In the common sparse component estimation step, a residual sum including M sparse components obtained by removing low rank components of the i-th iteration estimation i-1 from the amplitude spectrogram of the M channel is used as the common sparse component. The target acoustic signal restoration method according to claim 5, wherein a result obtained by dividing the sum of the content ratios including individual sparse components is estimated as the i-th repeated estimation i-th common sparse component.

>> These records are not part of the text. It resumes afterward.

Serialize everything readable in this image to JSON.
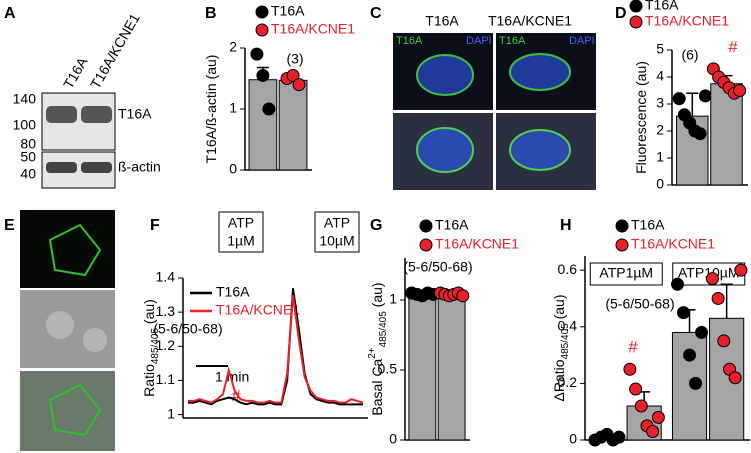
{
  "panel_a": {
    "label": "A",
    "lanes": [
      "T16A",
      "T16A/KCNE1"
    ],
    "markers": [
      "140",
      "100",
      "80",
      "50",
      "40"
    ],
    "bands": [
      "T16A",
      "ß-actin"
    ]
  },
  "panel_c": {
    "label": "C",
    "columns": [
      "T16A",
      "T16A/KCNE1"
    ],
    "channels": [
      "T16A",
      "DAPI"
    ]
  },
  "panel_e": {
    "label": "E"
  },
  "chart_data": [
    {
      "type": "bar",
      "label": "B",
      "ylabel": [
        "T16A/ß-actin (au)"
      ],
      "ylim": [
        0,
        2
      ],
      "yticks": [
        0,
        1,
        2
      ],
      "categories": [
        null
      ],
      "bar_color": "#a5a5a5",
      "annotations": [
        "(3)"
      ],
      "series": [
        {
          "name": "T16A",
          "color": "#000000",
          "values": [
            1.48
          ],
          "errors": [
            0.2
          ],
          "points": [
            [
              1.9,
              1.55,
              1.0
            ]
          ]
        },
        {
          "name": "T16A/KCNE1",
          "color": "#e8202a",
          "values": [
            1.47
          ],
          "errors": [
            0.05
          ],
          "points": [
            [
              1.5,
              1.55,
              1.4
            ]
          ]
        }
      ]
    },
    {
      "type": "bar",
      "label": "D",
      "ylabel": [
        "Fluorescence (au)"
      ],
      "ylim": [
        0,
        5
      ],
      "yticks": [
        0,
        1,
        2,
        3,
        4,
        5
      ],
      "categories": [
        null
      ],
      "bar_color": "#a5a5a5",
      "annotations": [
        "(6)",
        "#"
      ],
      "series": [
        {
          "name": "T16A",
          "color": "#000000",
          "values": [
            2.55
          ],
          "errors": [
            0.85
          ],
          "points": [
            [
              3.2,
              2.6,
              2.3,
              2.0,
              1.9,
              3.3
            ]
          ]
        },
        {
          "name": "T16A/KCNE1",
          "color": "#e8202a",
          "values": [
            3.75
          ],
          "errors": [
            0.3
          ],
          "points": [
            [
              4.3,
              4.0,
              3.8,
              3.6,
              3.4,
              3.5
            ]
          ]
        }
      ]
    },
    {
      "type": "line",
      "label": "F",
      "ylabel": [
        "Ratio",
        "485/405",
        " (au)"
      ],
      "ylim": [
        0.99,
        1.4
      ],
      "yticks": [
        1,
        1.1,
        1.2,
        1.3,
        1.4
      ],
      "xlim": [
        0,
        30
      ],
      "x": [
        0,
        1,
        2,
        3,
        4,
        5,
        6,
        7,
        8,
        9,
        10,
        11,
        12,
        13,
        14,
        15,
        16,
        17,
        18,
        19,
        20,
        21,
        22,
        23,
        24,
        25,
        26,
        27,
        28,
        29,
        30
      ],
      "stimuli": [
        [
          "ATP",
          "1µM"
        ],
        [
          "ATP",
          "10µM"
        ]
      ],
      "annotations": [
        "(5-6/50-68)",
        "1 min",
        "#"
      ],
      "series": [
        {
          "name": "T16A",
          "color": "#000000",
          "values": [
            1.035,
            1.035,
            1.04,
            1.035,
            1.03,
            1.04,
            1.045,
            1.05,
            1.045,
            1.035,
            1.03,
            1.035,
            1.03,
            1.03,
            1.035,
            1.03,
            1.03,
            1.1,
            1.37,
            1.25,
            1.12,
            1.06,
            1.045,
            1.04,
            1.035,
            1.035,
            1.03,
            1.03,
            1.03,
            1.03,
            1.03
          ]
        },
        {
          "name": "T16A/KCNE1",
          "color": "#e8202a",
          "values": [
            1.04,
            1.04,
            1.045,
            1.04,
            1.035,
            1.045,
            1.06,
            1.13,
            1.07,
            1.045,
            1.04,
            1.04,
            1.035,
            1.035,
            1.04,
            1.035,
            1.035,
            1.12,
            1.35,
            1.22,
            1.11,
            1.07,
            1.05,
            1.045,
            1.04,
            1.04,
            1.035,
            1.035,
            1.045,
            1.04,
            1.035
          ]
        }
      ]
    },
    {
      "type": "bar",
      "label": "G",
      "ylabel": [
        "Basal Ca",
        "2+",
        "485/405",
        " (au)"
      ],
      "ylim": [
        0,
        1.3
      ],
      "yticks": [
        0,
        0.5,
        1
      ],
      "categories": [
        null
      ],
      "bar_color": "#a5a5a5",
      "annotations": [
        "(5-6/50-68)"
      ],
      "series": [
        {
          "name": "T16A",
          "color": "#000000",
          "values": [
            1.04
          ],
          "errors": [
            0.01
          ],
          "points": [
            [
              1.05,
              1.04,
              1.03,
              1.05,
              1.04
            ]
          ]
        },
        {
          "name": "T16A/KCNE1",
          "color": "#e8202a",
          "values": [
            1.03
          ],
          "errors": [
            0.01
          ],
          "points": [
            [
              1.05,
              1.04,
              1.03,
              1.04,
              1.05,
              1.03
            ]
          ]
        }
      ]
    },
    {
      "type": "bar",
      "label": "H",
      "ylabel": [
        "ΔRatio",
        "485/405",
        " (au)"
      ],
      "ylim": [
        0,
        0.65
      ],
      "yticks": [
        0,
        0.2,
        0.4,
        0.6
      ],
      "categories": [
        "ATP1µM",
        "ATP10µM"
      ],
      "bar_color": "#a5a5a5",
      "annotations": [
        "(5-6/50-68)",
        "#"
      ],
      "series": [
        {
          "name": "T16A",
          "color": "#000000",
          "values": [
            0.01,
            0.38
          ],
          "errors": [
            0.01,
            0.08
          ],
          "points": [
            [
              0,
              0.01,
              0.02,
              0,
              0.01
            ],
            [
              0.55,
              0.45,
              0.3,
              0.2,
              0.38
            ]
          ]
        },
        {
          "name": "T16A/KCNE1",
          "color": "#e8202a",
          "values": [
            0.12,
            0.43
          ],
          "errors": [
            0.05,
            0.12
          ],
          "points": [
            [
              0.25,
              0.18,
              0.12,
              0.05,
              0.03,
              0.08
            ],
            [
              0.57,
              0.5,
              0.35,
              0.25,
              0.22,
              0.6
            ]
          ]
        }
      ]
    }
  ]
}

The common sparse component estimation step includes:
A low rank component ratio calculating step of calculating a ratio of low rank components included in the amplitude spectrogram of the M channel;
A low rank component calculation step of calculating M low rank components included in the amplitude spectrogram of the M channel based on the ratio of the low rank components;
A sparse component ratio calculating step of calculating a ratio of sparse components included in the amplitude spectrogram of the M channel;
A residual component calculating step of calculating a residual component including M sparse components included in the amplitude spectrogram of the M channel based on the ratio of the sparse components;
Based on the residual component including the M sparse components and the common sparse component, a content ratio in which the M sparse components are included in the common sparse component is calculated as a volume of the M sparse components. A volume calculation step;
A common sparse component calculation step of calculating the common sparse component by dividing the sum of the residual components including the M sparse components by the sum of the volume of the M sparse components;
The common sparse component by performing an iterative operation in the low rank component ratio calculation step, the low rank component calculation step, the sparse component ratio calculation step, the residual component calculation step, the volume calculation step, and the common sparse component calculation step. The audio signal restoration method according to claim 6, wherein
A computer-readable storage means for realizing a target acoustic signal restoration method for restoring a target acoustic signal included in an M channel acoustic signal collected by M microphones (M is an integer of 2 or more) using a computer A computer program stored in
A time-frequency analysis step of obtaining a M-channel complex spectrogram by performing time-frequency analysis of the M-channel acoustic signal collected by the M microphones (M is an integer of 2 or more);
An amplitude component extracting step of extracting an M channel amplitude spectrogram from the M channel complex spectrogram;
A common sparse component including a sparse time-frequency component that is likely to be commonly included in the amplitude spectrograms of the most channels among the amplitude spectrograms of the M channels, using the amplitude spectrogram of the M channels as an input. Component estimation step;
A phase restoration step of restoring the phase of the common sparse component to obtain a target acoustic complex spectrogram;
A computer program for restoring a target sound signal for realizing, in the computer, a target sound signal conversion step of converting the target sound complex spectrogram into the target sound signal which is a time signal.